Sellers explores the clinical application in Chapter Six (275). She explores “The Four Elements of Healing Religious Sexual Shame”(285-292). Summarized, these four elements are:

1. FRAME – Build a framework of sexual knowledge.

2. CLAIM – Claim and celebrate your body.

3. NAME – Name and share your story.

4. AIM – Aim to live your sexual legacy

Sellers refers the readers to resources at the Northwest Institute on Intimacy website (nwioi.com) for ideas and ways to apply these four elements.

In Chapter Seven, Sellers shares sex therapy intervention techniques, which are used to increase intimacy (305). In in Chapter Eight, Sellers offers ideas that will “invite clients to leave their old habits of sexual relating that do not engage their whole being and do not draw them deeper into the experience of love—God’s love and the love of their partner.” (311) Sellers uses a set of continuums to explain the paradigm shift of changing definitions of sexuality. As she describes:

“Each of the seven dimensions of the Anatomy of Intimacy are placed on a continuum of positive, negative, and a quality that lies between, what I call “slack-tide.” (314) These continuums include the anatomy of (1) body intimacy, (2) sensuality, (3) desire, (4) the heart, (5) trust, (6) the aesthetic, and (7) the ecstatic.

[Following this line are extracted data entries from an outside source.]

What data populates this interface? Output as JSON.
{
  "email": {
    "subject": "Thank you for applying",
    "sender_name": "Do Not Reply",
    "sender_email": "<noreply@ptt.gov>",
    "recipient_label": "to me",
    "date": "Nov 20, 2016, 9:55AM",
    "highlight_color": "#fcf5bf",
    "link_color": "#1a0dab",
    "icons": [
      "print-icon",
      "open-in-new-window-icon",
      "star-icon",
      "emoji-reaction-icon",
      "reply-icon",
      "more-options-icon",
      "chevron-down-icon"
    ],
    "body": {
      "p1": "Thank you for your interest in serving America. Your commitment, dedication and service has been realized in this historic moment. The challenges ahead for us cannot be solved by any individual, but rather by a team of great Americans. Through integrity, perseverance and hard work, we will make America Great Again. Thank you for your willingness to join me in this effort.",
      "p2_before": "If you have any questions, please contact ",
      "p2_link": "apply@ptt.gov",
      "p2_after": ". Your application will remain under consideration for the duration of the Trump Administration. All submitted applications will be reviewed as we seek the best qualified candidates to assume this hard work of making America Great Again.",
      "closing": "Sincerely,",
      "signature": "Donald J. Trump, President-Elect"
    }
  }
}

I found the book helpful in some places. For example, I concur with Sellers on many points in her analysis about the need for a more positive message about the role of faith in matters of sex. However, I disagree on some points because she uses the lens of psychology to interpret Scripture. Positive sex should be sex as God designed it. God designed sex to monogamous between a man and woman within the marriage relationship. I did enjoy the book and I think it will be a great addition to a pastor’s library.

Disclosure of Material Connection: I received this book free from the author and/or publisher through the Speakeasy blogging book review network. I was not required to write a positive review. The opinions I have expressed are my own. I am disclosing this in accordance with the Federal Trade Commission’s 16 CFR,Part 255.